LSD/alpha did not drive you insane, of course. It did not even unravel your chromosomes. It simply opened the door to the higher reality. So did schizophrenia, he gathered, but the trouble there was that you couldn’t speak, you couldn’t communicate, you couldn’t say what.
 

Jim had lowered his Ramparts. He was sitting in a noticeable fashion, inhaling. He was going to get with reality the right way, like a lama, man. He was a true believer and his life now centered upon the LSD/a experience as a religious mystic’s upon his mystical discipline. Could you keep it up once a week for years, though? At thirty? At forty-two? At sixty-three?
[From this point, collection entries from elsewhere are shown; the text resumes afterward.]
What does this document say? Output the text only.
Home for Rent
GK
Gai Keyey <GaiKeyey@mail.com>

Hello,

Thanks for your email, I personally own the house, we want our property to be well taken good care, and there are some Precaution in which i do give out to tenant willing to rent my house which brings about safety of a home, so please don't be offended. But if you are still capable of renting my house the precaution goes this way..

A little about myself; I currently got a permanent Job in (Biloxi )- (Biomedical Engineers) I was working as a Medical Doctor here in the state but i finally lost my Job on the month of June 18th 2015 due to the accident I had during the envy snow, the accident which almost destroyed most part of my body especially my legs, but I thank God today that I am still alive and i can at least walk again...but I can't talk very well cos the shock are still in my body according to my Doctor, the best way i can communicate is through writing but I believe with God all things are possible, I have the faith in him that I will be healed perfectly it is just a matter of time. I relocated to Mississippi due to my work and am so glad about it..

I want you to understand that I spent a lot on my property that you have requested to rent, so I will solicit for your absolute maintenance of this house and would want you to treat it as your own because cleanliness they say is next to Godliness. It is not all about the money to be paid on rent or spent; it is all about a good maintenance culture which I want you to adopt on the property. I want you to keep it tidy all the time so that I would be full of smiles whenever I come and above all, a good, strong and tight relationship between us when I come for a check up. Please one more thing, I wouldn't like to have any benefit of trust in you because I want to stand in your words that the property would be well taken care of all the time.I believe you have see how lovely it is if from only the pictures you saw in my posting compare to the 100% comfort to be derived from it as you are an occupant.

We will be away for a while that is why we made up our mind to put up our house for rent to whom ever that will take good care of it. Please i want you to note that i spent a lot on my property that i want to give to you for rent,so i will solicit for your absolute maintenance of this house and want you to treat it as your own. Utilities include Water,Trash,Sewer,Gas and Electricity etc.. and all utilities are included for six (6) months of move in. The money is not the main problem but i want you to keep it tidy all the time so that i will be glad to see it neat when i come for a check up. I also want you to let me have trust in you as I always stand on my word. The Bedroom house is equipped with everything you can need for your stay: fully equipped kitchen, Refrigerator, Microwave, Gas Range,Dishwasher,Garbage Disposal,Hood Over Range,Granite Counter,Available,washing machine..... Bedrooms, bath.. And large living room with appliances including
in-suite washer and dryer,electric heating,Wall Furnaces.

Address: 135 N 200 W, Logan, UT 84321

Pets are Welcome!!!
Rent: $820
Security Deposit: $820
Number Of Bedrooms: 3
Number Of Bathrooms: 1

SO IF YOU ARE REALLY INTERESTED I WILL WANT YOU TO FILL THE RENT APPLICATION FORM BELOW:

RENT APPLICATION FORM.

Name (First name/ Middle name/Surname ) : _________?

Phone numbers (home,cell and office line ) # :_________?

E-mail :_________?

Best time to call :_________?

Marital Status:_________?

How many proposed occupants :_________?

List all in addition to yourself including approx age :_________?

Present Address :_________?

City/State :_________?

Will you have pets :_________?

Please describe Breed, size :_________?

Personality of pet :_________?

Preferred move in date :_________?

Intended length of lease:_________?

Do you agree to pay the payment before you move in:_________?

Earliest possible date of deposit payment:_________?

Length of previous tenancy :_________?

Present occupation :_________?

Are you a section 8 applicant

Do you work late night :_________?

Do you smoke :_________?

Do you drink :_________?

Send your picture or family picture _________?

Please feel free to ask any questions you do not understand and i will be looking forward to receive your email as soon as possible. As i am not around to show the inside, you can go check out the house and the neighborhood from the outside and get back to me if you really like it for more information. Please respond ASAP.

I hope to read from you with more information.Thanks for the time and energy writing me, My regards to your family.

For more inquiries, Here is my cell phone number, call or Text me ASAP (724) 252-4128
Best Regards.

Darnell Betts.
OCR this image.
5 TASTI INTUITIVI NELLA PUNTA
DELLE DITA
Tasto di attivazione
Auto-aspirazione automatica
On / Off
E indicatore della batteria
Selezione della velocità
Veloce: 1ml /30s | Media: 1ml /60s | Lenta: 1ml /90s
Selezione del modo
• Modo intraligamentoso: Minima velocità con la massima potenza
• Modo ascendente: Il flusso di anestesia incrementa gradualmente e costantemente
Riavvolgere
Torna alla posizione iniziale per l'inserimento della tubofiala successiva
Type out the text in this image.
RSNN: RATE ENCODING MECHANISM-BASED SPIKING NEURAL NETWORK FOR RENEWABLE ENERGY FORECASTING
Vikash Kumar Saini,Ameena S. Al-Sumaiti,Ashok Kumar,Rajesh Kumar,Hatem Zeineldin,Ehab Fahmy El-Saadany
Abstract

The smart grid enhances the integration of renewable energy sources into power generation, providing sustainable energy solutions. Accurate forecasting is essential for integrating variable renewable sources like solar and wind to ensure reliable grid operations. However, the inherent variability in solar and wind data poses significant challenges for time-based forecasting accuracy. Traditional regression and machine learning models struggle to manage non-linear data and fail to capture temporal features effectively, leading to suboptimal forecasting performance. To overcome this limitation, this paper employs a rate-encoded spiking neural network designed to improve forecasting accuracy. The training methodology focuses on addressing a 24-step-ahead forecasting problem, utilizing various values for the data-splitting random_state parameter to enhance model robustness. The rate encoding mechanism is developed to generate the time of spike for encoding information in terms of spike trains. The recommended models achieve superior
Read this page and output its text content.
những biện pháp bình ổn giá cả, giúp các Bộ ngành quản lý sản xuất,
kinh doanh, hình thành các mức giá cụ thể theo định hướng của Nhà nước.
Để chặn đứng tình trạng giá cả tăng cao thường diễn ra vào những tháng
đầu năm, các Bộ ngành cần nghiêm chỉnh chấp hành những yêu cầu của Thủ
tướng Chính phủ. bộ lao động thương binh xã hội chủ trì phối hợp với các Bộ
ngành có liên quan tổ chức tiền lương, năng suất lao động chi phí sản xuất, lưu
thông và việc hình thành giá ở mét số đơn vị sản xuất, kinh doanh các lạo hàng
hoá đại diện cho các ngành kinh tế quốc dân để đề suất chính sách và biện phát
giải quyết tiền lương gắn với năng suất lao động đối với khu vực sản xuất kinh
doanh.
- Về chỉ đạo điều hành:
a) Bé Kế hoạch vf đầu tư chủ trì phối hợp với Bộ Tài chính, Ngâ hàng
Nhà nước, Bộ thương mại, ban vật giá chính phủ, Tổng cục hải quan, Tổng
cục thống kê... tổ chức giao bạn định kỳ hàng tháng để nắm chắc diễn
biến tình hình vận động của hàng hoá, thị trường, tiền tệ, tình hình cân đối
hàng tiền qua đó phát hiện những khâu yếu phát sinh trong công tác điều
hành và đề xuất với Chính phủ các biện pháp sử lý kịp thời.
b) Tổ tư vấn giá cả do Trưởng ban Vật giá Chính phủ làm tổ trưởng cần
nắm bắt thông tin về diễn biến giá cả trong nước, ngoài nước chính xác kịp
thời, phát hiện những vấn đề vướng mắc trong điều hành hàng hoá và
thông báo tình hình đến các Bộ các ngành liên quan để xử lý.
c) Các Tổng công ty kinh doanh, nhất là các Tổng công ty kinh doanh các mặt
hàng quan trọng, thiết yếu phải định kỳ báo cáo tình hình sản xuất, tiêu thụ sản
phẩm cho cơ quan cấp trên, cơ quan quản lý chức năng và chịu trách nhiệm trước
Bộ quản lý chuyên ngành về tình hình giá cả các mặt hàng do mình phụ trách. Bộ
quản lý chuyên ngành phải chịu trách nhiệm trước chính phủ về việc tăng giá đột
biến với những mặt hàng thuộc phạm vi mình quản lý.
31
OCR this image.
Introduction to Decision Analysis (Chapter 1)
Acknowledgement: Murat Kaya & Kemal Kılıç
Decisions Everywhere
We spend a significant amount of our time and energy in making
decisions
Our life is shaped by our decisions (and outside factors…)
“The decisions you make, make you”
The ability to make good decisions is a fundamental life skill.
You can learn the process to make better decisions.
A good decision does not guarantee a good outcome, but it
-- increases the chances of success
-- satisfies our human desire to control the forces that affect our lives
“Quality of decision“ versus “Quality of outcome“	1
There is a terrible monotony and adversity to life; you’d need a monastery. Matins, nones, vespers, silence, walls around, big solid brick walls. To keep the lower reality out.
 

Come on, hallucinogen, get with it. Hallucinogenate, hallucinogenize. Smash the glass wall. Take me on a trip where my wife went. Missing person, age 22, ht 5'3", wt 105 lbs, hair brown, race human, sex female. She never was a fast walker. I could catch up with her with one foot tied behind me. Take me where she walked to.... No.
 

I’ll walk there by myself, said Lewis Sidney David. He finished pouring the water in little dribbles around the roots of the olive tree, and looked up, out the window.
There through smeary glass was Mount Hood, forty miles away, two miles high, a volcanic cone possessing the serene symmetry peculiar to volcanic cones, dormant but not officially extinct, full of sleepy fires and surrounded by its own atmosphere and climate different from that of lower altitudes: snow and a clear light.